To make their point, presenters demonstrated a typical meeting in today’s dysfunctional environment. With a timer running on screen, attendees watched as meeting participants sat idle awaiting the tardy meeting host to arrive. When he finally appeared, he struggled to start the meeting without his login credentials (which he’d forgotten, a surprisingly common problem) and then tried in vain to find the right cable to connect his laptop to a projector. Eventually, he gave up and emailed his presentation to all of his colleagues.

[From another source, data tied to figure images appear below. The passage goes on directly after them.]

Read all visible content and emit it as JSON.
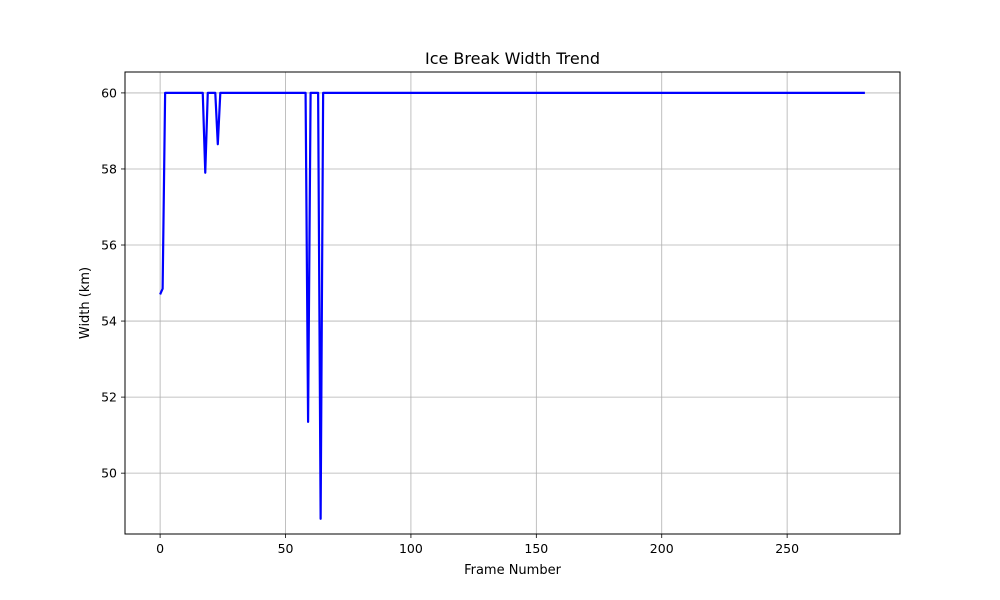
{
  "chart_data": {
    "type": "line",
    "title": "Ice Break Width Trend",
    "xlabel": "Frame Number",
    "ylabel": "Width (km)",
    "xlim": [
      -14,
      295
    ],
    "ylim": [
      48.4,
      60.55
    ],
    "xticks": [
      0,
      50,
      100,
      150,
      200,
      250
    ],
    "yticks": [
      50,
      52,
      54,
      56,
      58,
      60
    ],
    "grid": true,
    "series": [
      {
        "color": "#0000ff",
        "x": [
          0,
          1,
          2,
          3,
          17,
          18,
          19,
          22,
          23,
          24,
          25,
          58,
          59,
          60,
          63,
          64,
          65,
          66,
          281
        ],
        "y": [
          54.7,
          54.85,
          60.0,
          60.0,
          60.0,
          57.9,
          60.0,
          60.0,
          58.65,
          60.0,
          60.0,
          60.0,
          51.35,
          60.0,
          60.0,
          48.8,
          60.0,
          60.0,
          60.0
        ]
      }
    ]
  }
}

Time wasted: a lot. Meeting experience: dreadful. And participants come away blaming technology, Coutinho said. “Technology can get to a point where people say, ‘This is hindering the way I get things done.’”

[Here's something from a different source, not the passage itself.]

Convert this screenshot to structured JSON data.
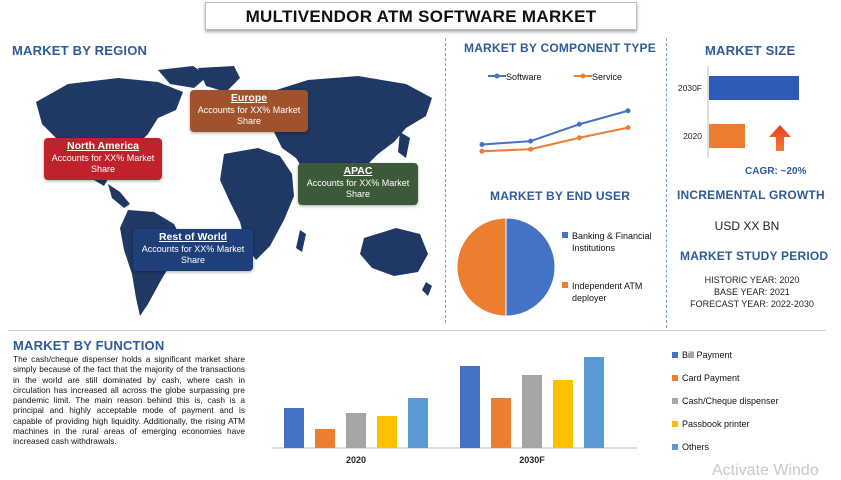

But it doesn’t have to be that way. By placing the user — not the device or platform that a person is using to connect to the conference — at the center of the experience, the modern meeting can look quite different. And delivering that modern experience is a crucial differentiator for companies seeking to attract and retain top talent.

“The modern workforce wants things easy, productive and fast,” said Noel Oquendo, collaboration solutions manager for CDW. And thanks to consumer technologies like Netflix and Apple TV that deliver media experiences seamlessly with just a few button pushes, users have come to expect the same kind of experience at work.

Five Steps to Hosting the Modern Meeting

To get there, CDW recommends five steps in its new Modern Workforce Insight Report:

  1. Survey users to understand the issues they’re having.

  2. Ensure that every endpoint in the meeting environment is supported (including workers’ personal devices).

  3. Choose the right technology based on how the organization works.

  4. Conduct plenty of testing with pilot groups of users.

  5. Ensure that the new solution is adopted throughout the organization.

Contrasting the dysfunctional meeting with a modern meeting experience, Coutinho, Oquendo, and Rafael Silverio, a senior collaboration solutions manager for CDW, demonstrated how employees can connect quickly and easily using Polycom telecommunications equipment, Skype for Business and a Microsoft Surface Hub. There was no need for host authentication and the technology worked easily on their phones and tablets.

But they stressed that the particular set of technology solutions that would be right for a business striving for a modern meeting experience will vary by that business’s circumstances. That’s why they encourage businesses to take advantage of a CDW Collaboration Workshop in which a consultant digs deep into the organization’s collaboration needs and challenges and provides a detailed roadmap to success.

“The most important thing is to place the user at the center of the experience, rather than the technology,” said Coutinho. “If it’s super easy to use, people will use it.”